Nel nostro fòro Cruscate, io e gli altri utenti abbiamo pubblicato una lista, che non ha ovviamente nulla di prescrittivo, per tentare d’ovviare all’imperversante malparlare odierno, e cerchiamo di divulgarne l’esistenza, specie presso i mèdia. È uscita l’8 aprile 2006, sulla stessa Nazione, una nostra intervista, pubblicata in versione integrale in questo medesimo bloggo (sic!), con la risposta di Francesco Sabatini, presidente dell’Accademia della Crusca e autore, tra l’altro, con Vittorio Coletti, d’uno dei migliori dizionari moderni della lingua italiana (Dizionario italiano Sabatini-Coletti, noto anche con la sigla DISC). Secondo le lettere piovute in Redazione, sembrerebbe che molti Italiani siano a favore della nostra iniziativa.

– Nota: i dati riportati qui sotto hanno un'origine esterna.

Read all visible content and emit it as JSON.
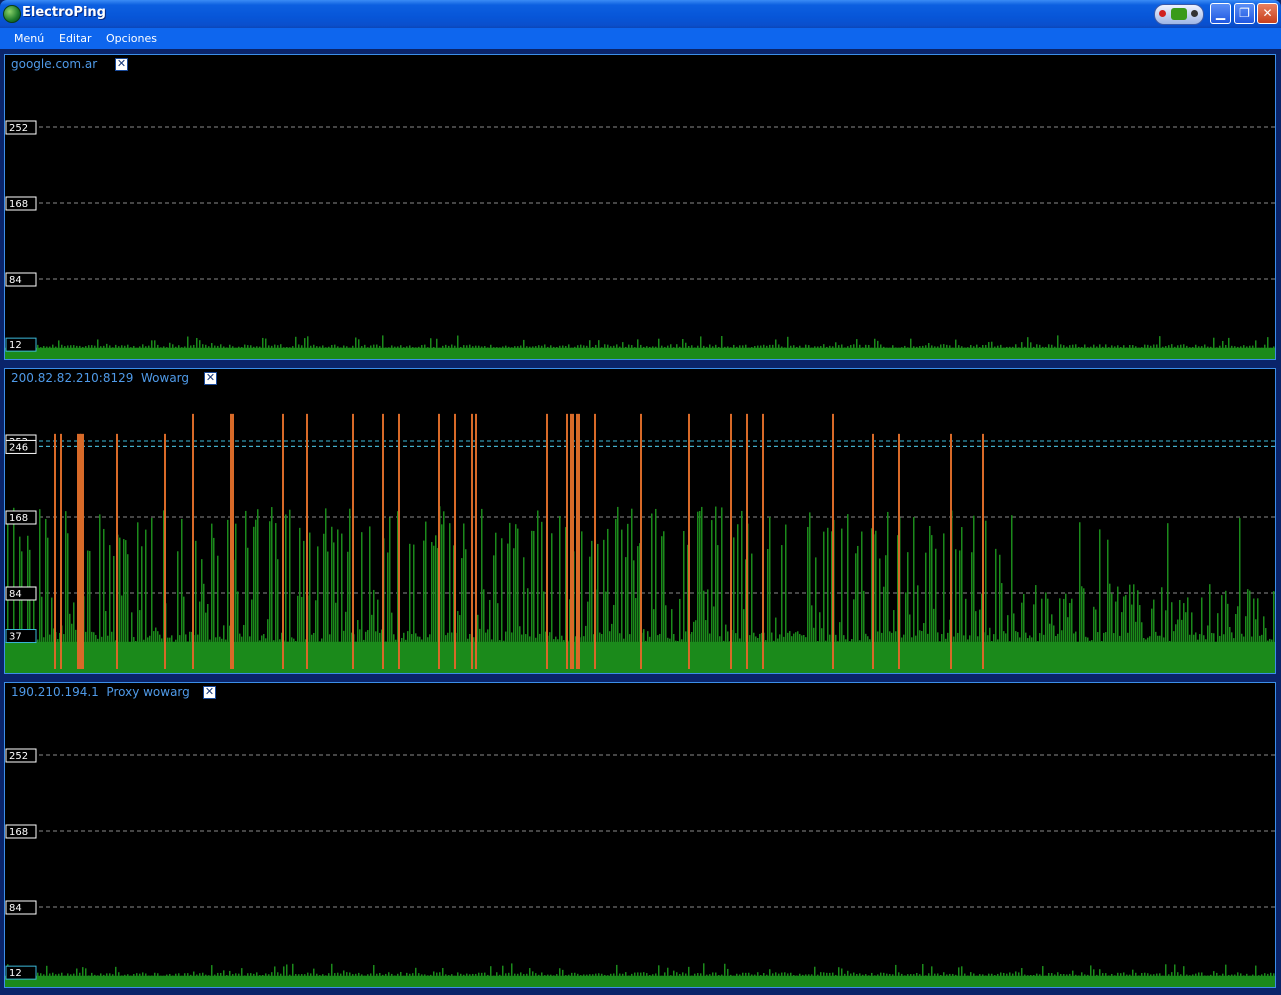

Piú sopra ho detto che bisognerebbe rendere avvertiti i cittadini di quello che sta accadendo. È importante infatti che la gente si renda conto che esistono alternative agli anglicismi e che l’afflusso massiccio di questi nel parlar quotidiano non è affatto salutare, né segno di modernità, ma solo di povertà e di snobbismo (lo scrivo con due b, com’è piú italiano, e come scriveva il Castellani). Ma questo non si può fare girando tutta l’Italia e sonando i campanelli di tutte le porte; si può fare, invece, per televisione, con un programma d’una decina di minuti al giorno, magari dopo il telegiornale. E lancio qui un appello alla Rai: perché non considerare la mia proposta, in collaborazione con l’Accademia della Crusca? Ebbe successo la trasmissione di anni fa «Parola mia», condotta da Luciano Rispoli con la partecipazione del linguista Gian Luigi Beccaria; avrebbe successo anche questa, che si potrebbe chiamare, per esempio, come il titolo della nostra lista, «Italiano, ci manchi!». Si può parlare di lingua in maniera semplice, accattivante e divertente.
Nessun purismo, dunque, alla Fanfani-Arlia, che rifiutavano in blocco tutti i forestierismi, adattati o no. Ma solo ― com’è giusto ― un’oculata setacciatura e un felice connubio tra l’italiano e le altre lingue, che hanno il sacrosanto diritto di continuare la loro evoluzione accanto all’inglese senza esserne snaturate, ma appropriandoselo e assimilandolo nel rispetto dell’individualità e delle caratteristiche imprescindibili di ciascun idioma.